The concept of silent synapse was first raised by the finding of “ineffective synapses”, at which activation of presynaptic fibers fails to trigger postsynaptic responses124. Some of these ineffective synapses were later found to possess typical morphology of synapses, but with either a non-functional postsynaptic membrane or non-functional presynaptic release125,126, thus rendering them “silent”. Focusing on hippocampal CA1 neurons, two studies were published in 1995, demonstrating a form of AMPAR-silent excitatory synapses77,93. This form of silent synapse possesses fully functional presynaptic release, which can trigger reliable NMDAR-mediated responses postsynaptically, but AMPAR-mediated responses are minimal. Because of their magnesium-mediated blockade, NMDARs conduct very little current at resting membrane potentials. As such, these synapses are often silent when the postsynaptic neurons dwell in their resting state. Silent synapses have received a great deal of attention for their role in long-term potentiation (LTP), with experience-dependent unsilencing of silent synapses via the recruitment of AMPARs resulting in postsynaptic strengthening of synaptic transmission76. Silent synapses were subsequently found to be extremely abundant in the developing brain but diminish in adulthood73. Because of this and other properties, silent synapses are thought to represent newly generated synaptic contacts, but convincing experimental results are still lacking76. Abnormal generation of silent synapses in the adult brain has been implicated in a variety of brain diseases127.

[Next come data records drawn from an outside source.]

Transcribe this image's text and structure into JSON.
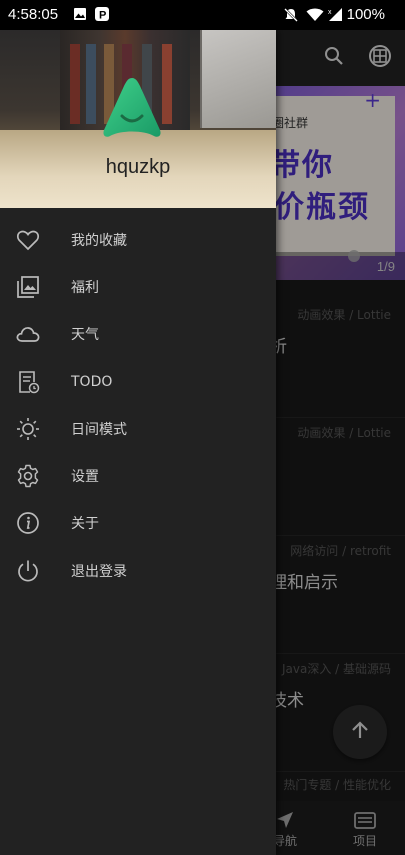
{
  "status_bar": {
    "time": "4:58:05",
    "battery": "100%"
  },
  "toolbar": {
    "search_icon": "search-icon",
    "browser_icon": "globe-icon"
  },
  "banner": {
    "line1": "圈社群",
    "line2": "带你",
    "line3": "价瓶颈",
    "counter": "1/9"
  },
  "articles": [
    {
      "category": "动画效果 / Lottie",
      "title": "析"
    },
    {
      "category": "动画效果 / Lottie",
      "title": ""
    },
    {
      "category": "网络访问 / retrofit",
      "title": "理和启示"
    },
    {
      "category": "Java深入 / 基础源码",
      "title": "技术"
    },
    {
      "category": "热门专题 / 性能优化",
      "title": ""
    }
  ],
  "bottom_nav": {
    "nav_label": "导航",
    "project_label": "项目"
  },
  "drawer": {
    "username": "hquzkp",
    "menu": [
      {
        "label": "我的收藏",
        "icon": "heart-icon"
      },
      {
        "label": "福利",
        "icon": "photo-library-icon"
      },
      {
        "label": "天气",
        "icon": "cloud-icon"
      },
      {
        "label": "TODO",
        "icon": "todo-list-icon"
      },
      {
        "label": "日间模式",
        "icon": "sun-icon"
      },
      {
        "label": "设置",
        "icon": "gear-icon"
      },
      {
        "label": "关于",
        "icon": "info-icon"
      },
      {
        "label": "退出登录",
        "icon": "power-icon"
      }
    ]
  },
  "colors": {
    "drawer_bg": "#222222",
    "accent_green": "#2ec47a",
    "banner_purple": "#4a2ec0"
  }
}
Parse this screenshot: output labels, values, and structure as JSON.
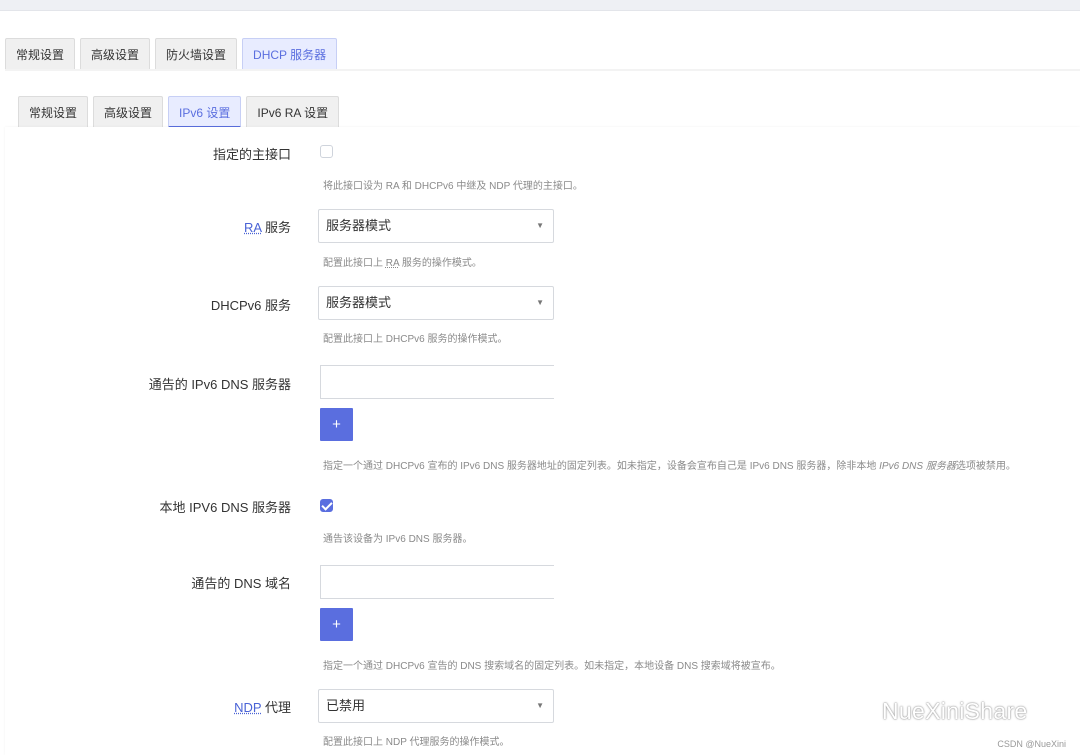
{
  "top_tabs": [
    "常规设置",
    "高级设置",
    "防火墙设置",
    "DHCP 服务器"
  ],
  "sub_tabs": [
    "常规设置",
    "高级设置",
    "IPv6 设置",
    "IPv6 RA 设置"
  ],
  "fields": {
    "master": {
      "label": "指定的主接口",
      "checked": false,
      "help": "将此接口设为 RA 和 DHCPv6 中继及 NDP 代理的主接口。"
    },
    "ra_service": {
      "label_abbr": "RA",
      "label_rest": " 服务",
      "value": "服务器模式",
      "help_pre": "配置此接口上 ",
      "help_abbr": "RA",
      "help_post": " 服务的操作模式。"
    },
    "dhcpv6_service": {
      "label": "DHCPv6 服务",
      "value": "服务器模式",
      "help": "配置此接口上 DHCPv6 服务的操作模式。"
    },
    "announced_dns": {
      "label": "通告的 IPv6 DNS 服务器",
      "value": "",
      "add_label": "+",
      "help_pre": "指定一个通过 DHCPv6 宣布的 IPv6 DNS 服务器地址的固定列表。如未指定，设备会宣布自己是 IPv6 DNS 服务器，除非本地 ",
      "help_em": "IPv6 DNS 服务器",
      "help_post": "选项被禁用。"
    },
    "local_dns": {
      "label": "本地 IPV6 DNS 服务器",
      "checked": true,
      "help": "通告该设备为 IPv6 DNS 服务器。"
    },
    "announced_domains": {
      "label": "通告的 DNS 域名",
      "value": "",
      "add_label": "+",
      "help": "指定一个通过 DHCPv6 宣告的 DNS 搜索域名的固定列表。如未指定，本地设备 DNS 搜索域将被宣布。"
    },
    "ndp_proxy": {
      "label_abbr": "NDP",
      "label_rest": " 代理",
      "value": "已禁用",
      "help": "配置此接口上 NDP 代理服务的操作模式。"
    }
  },
  "select_arrow": "▼",
  "watermark": "NueXiniShare",
  "credit": "CSDN @NueXini",
  "colors": {
    "accent": "#5a6edf",
    "link": "#4a63d6"
  }
}
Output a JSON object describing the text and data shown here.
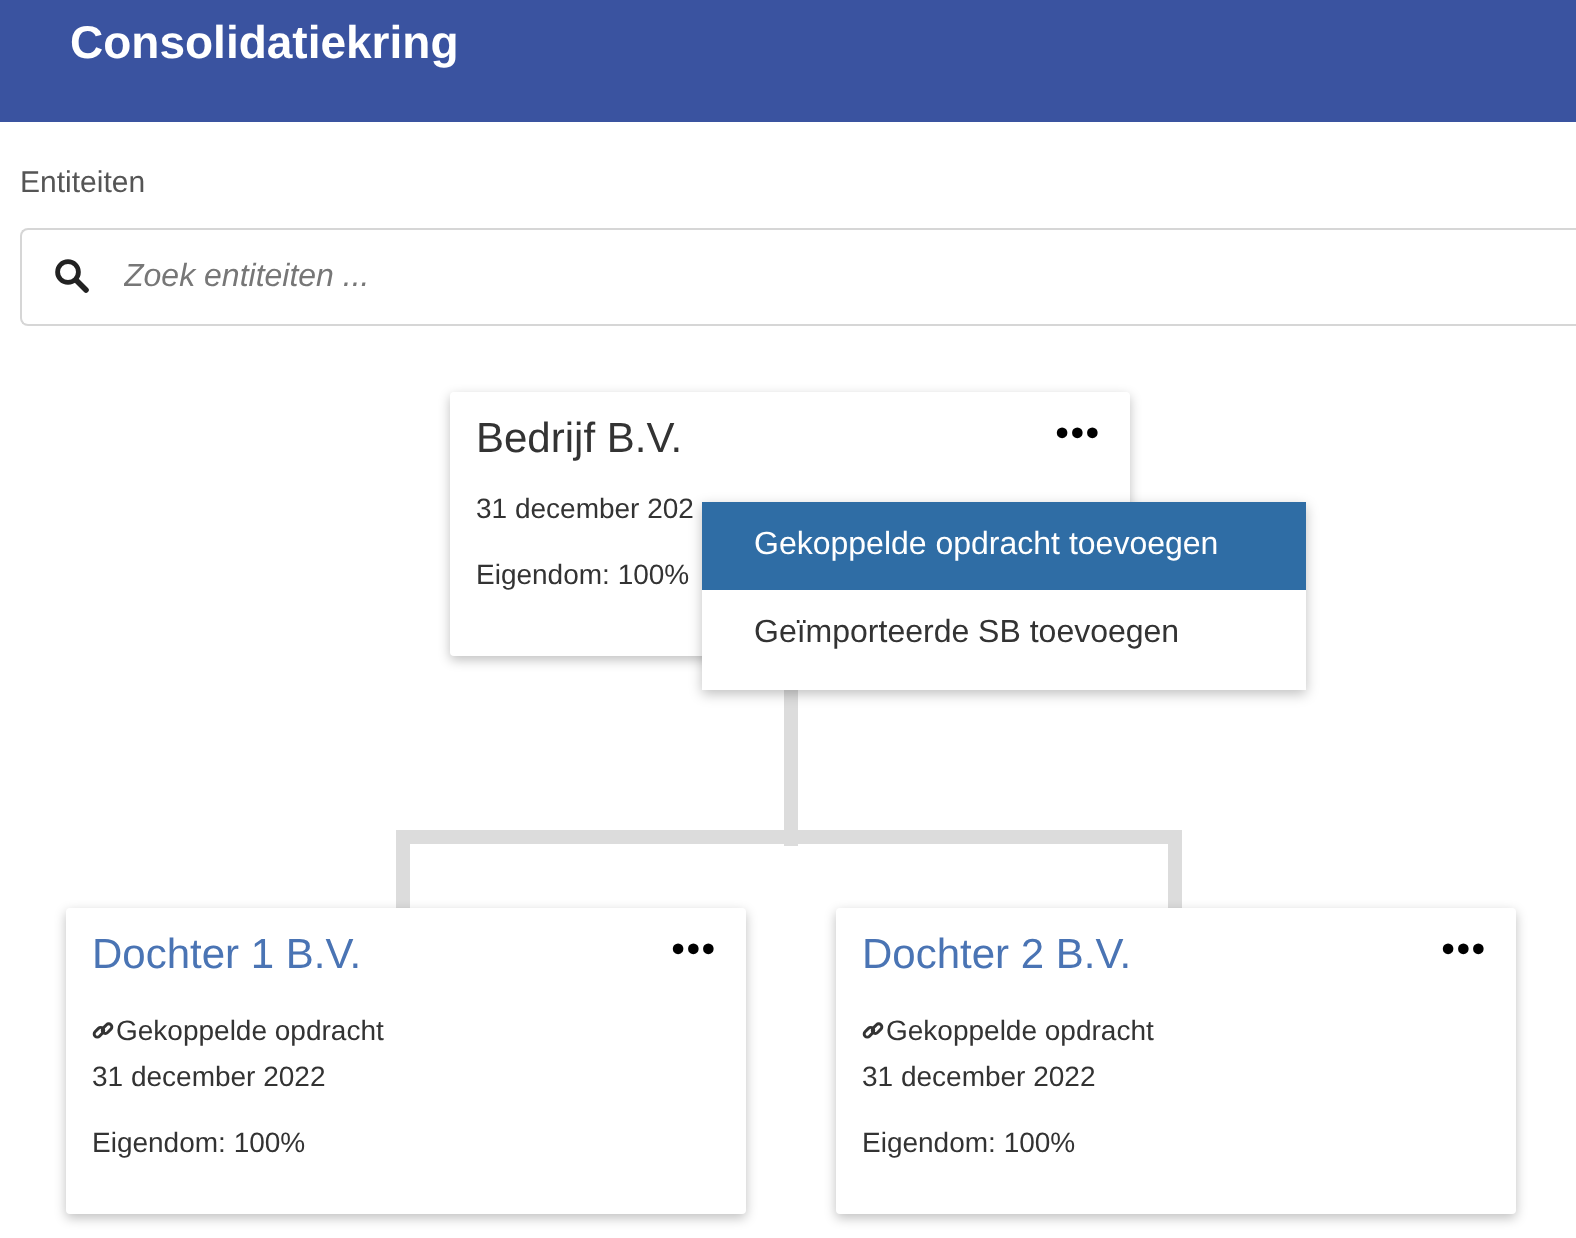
{
  "header": {
    "title": "Consolidatiekring"
  },
  "entities_label": "Entiteiten",
  "search": {
    "placeholder": "Zoek entiteiten ..."
  },
  "nodes": [
    {
      "kind": "root",
      "title": "Bedrijf B.V.",
      "menu_button": "•••",
      "date": "31 december 202",
      "ownership": "Eigendom: 100%"
    },
    {
      "kind": "child",
      "title": "Dochter 1 B.V.",
      "menu_button": "•••",
      "linked": "Gekoppelde opdracht",
      "date": "31 december 2022",
      "ownership": "Eigendom: 100%"
    },
    {
      "kind": "child",
      "title": "Dochter 2 B.V.",
      "menu_button": "•••",
      "linked": "Gekoppelde opdracht",
      "date": "31 december 2022",
      "ownership": "Eigendom: 100%"
    }
  ],
  "menu": {
    "items": [
      {
        "label": "Gekoppelde opdracht toevoegen",
        "selected": true
      },
      {
        "label": "Geïmporteerde SB toevoegen",
        "selected": false
      }
    ]
  }
}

With respect to cocaine-generated silent synapses, Thomas, Malenka and colleagues initially showed that in mice with repeated injections of cocaine and a withdrawal period, re-exposure to cocaine decreases the AMPAR/NMDAR ratio at NAc excitatory synapses128. They proposed that this cocaine-induced long-term depression (LTD)-like effect may be accompanied by generation of AMPAR-silent synapses128. Subsequent studies from the Wolf laboratory showed that the cell surface levels of AMPARs in NAc neurons are not altered after short-term cocaine withdrawal, suggesting that the potentially altered AMPAR/NMDAR ratio during early withdrawal periods is likely due to changes in NMDARs129. These studies, together with related work in hippocampus77,80,93, paved the road toward the demonstration of cocaine-induced synaptic insertion of GluN2B NMDARs and generation of silent synapses in the NAc51,52. In contrast to early withdrawal periods, the cell surface and synaptic levels of AMPARs, particularly calcium-permeable AMPARs (CP-AMPARs), are increased in the NAc after prolonged withdrawal from cocaine self-administration130,131. Recent results suggest that some of these newly inserted CP-AMPARs are recruited by cocaine-generated silent synapses during cocaine withdrawal, resulting in maturation of these synapses and remodeling of affected NAc circuits102.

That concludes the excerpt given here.